Un halètement collectif parcourut la salle, aussitôt remplacé par le silence et un sentiment d’incrédulité. L’homme qui semblait intouchable – qui avait écrasé les défenses de la Nba, fait rire des millions de téléspectateurs, qui illuminait n’importe quelle salle – était tout aussi vulnérable que nous tous.
Le chemin vers le diagnostic
Pendant des mois, l’entourage de Shaq avait remarqué de légers changements. Parfois, il s’amusait à tâtonner avec les boutons de son manteau. Son esprit vif et son rire tonitruant, caractéristiques de Shaq, avaient commencé à laisser apparaître des signes d’anxiété et de fatigue. Dans son podcast, il parlait d’une « raideur étrange », de petites douleurs dans les mains et les bras.
Au début, il les balaya d’un revers de main. « Je vieillis, c’est tout », disait Shaq en souriant. « J’ai cinquante-trois ans. J’ai bien mérité ces craquements, ces grincements. » Mais ceux qui l’aimaient savaient que c’était plus que ça.
Sa mère, Lucille, toujours à l’écoute des humeurs de son fils, fut la première à lui recommander une consultation médicale. S’ensuivirent une batterie d’examens, des salles d’attente interminables et des heures d’angoisse. Finalement, un neurologue lui posa le diagnostic que Shaq redoutait. « C’était surréaliste », a-t-il avoué aux journalistes. « Ça ne peut pas m’arriver. Je suis Superman. Je suis Diesel. Mais la vérité, c’est que la maladie se fiche de qui on est. »
Retenir ses larmes
Alors que Shaq racontait son histoire, sa voix se brisait fréquemment. Il s’essuya les yeux, marquant une pause sous le poids du moment.

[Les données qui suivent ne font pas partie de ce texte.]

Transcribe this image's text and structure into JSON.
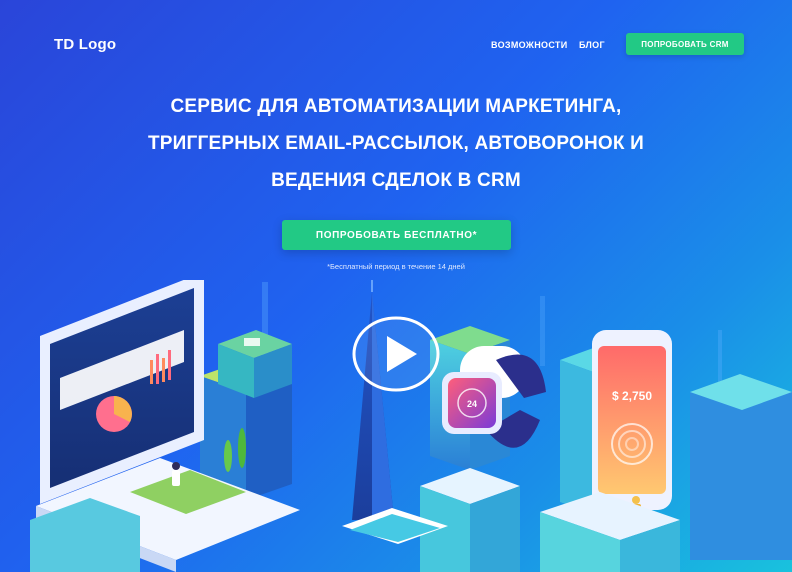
{
  "header": {
    "logo": "TD Logo",
    "nav": {
      "features": "ВОЗМОЖНОСТИ",
      "blog": "БЛОГ"
    },
    "cta": "ПОПРОБОВАТЬ CRM"
  },
  "hero": {
    "title_lines": [
      "СЕРВИС ДЛЯ АВТОМАТИЗАЦИИ МАРКЕТИНГА,",
      "ТРИГГЕРНЫХ EMAIL-РАССЫЛОК, АВТОВОРОНОК И",
      "ВЕДЕНИЯ СДЕЛОК В CRM"
    ],
    "cta": "ПОПРОБОВАТЬ БЕСПЛАТНО*",
    "note": "*Бесплатный период в течение 14 дней"
  },
  "illustration": {
    "watch_value": "24",
    "phone_amount": "$ 2,750"
  },
  "colors": {
    "accent_green": "#22c985",
    "bg_start": "#2a45d9",
    "bg_end": "#19c2dd"
  }
}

« J’ai pleuré », a-t-il admis, n’étant pas du genre à cacher ses émotions. « Non pas parce que j’ai peur pour moi, mais parce que je m’inquiète pour les gens que j’aime. Mes enfants. Ma mère. Les fans qui me voient comme un homme invincible doivent savoir qu’il est normal d’être vulnérable. C’est normal d’admettre qu’on souffre. » Nombreux sont ceux qui, dans la salle, n’ont pu retenir leurs larmes. Vanessa, la veuve de Kobe Bryant, était assise au deuxième rang, s’essuyant les yeux en silence, connaissant trop bien la douleur qui survient lorsque la vie prend un tournant inattendu et cruel. D’autres légendes de la Nba ont apporté leur soutien, en personne et en ligne. Magic Johnson a tweeté : « Le courage de Shaq de partager son histoire contribuera à sauver des vies. Mes prières et mon amour vont à toi et à ta famille, mon grand. »
L’effet d’entraînement
En quelques minutes, la nouvelle a fait le tour du monde. Les réseaux sociaux ont explosé d’hommages : les fans ont partagé des souvenirs de la carrière emblématique de Shaq : ses coups de buzzer, ses cris de victoire, ses publicités déjantées et sa gentillesse légendaire.

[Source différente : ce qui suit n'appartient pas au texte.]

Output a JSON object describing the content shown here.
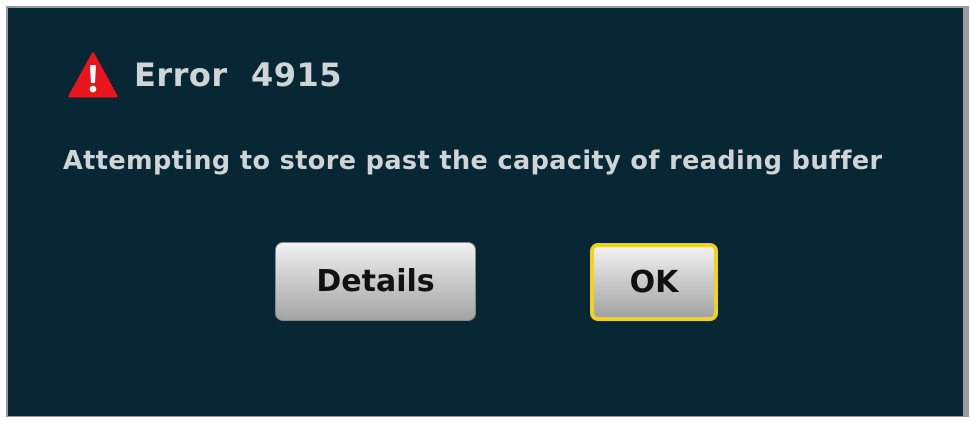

Mais ce qui a véritablement stupéfié le monde, c’est la franchise brute de son annonce. Au lieu de se réfugier dans l’intimité, Shaquille O’Neal a choisi de se manifester, déterminé à sensibiliser et à soutenir la recherche sur la maladie de Parkinson.
« Mon histoire n’est pas que la mienne », a expliqué Shaq face caméra. « Cette maladie touche des millions de personnes : enfants, parents, enseignants, héros du quotidien. Ils se battent en silence. J’en ai assez du silence. »
Il a annoncé la création de la « Shaq Strong Foundation for Parkinson’s », promettant un don de 10 millions de dollars pour financer la recherche, les services de soutien et les programmes éducatifs.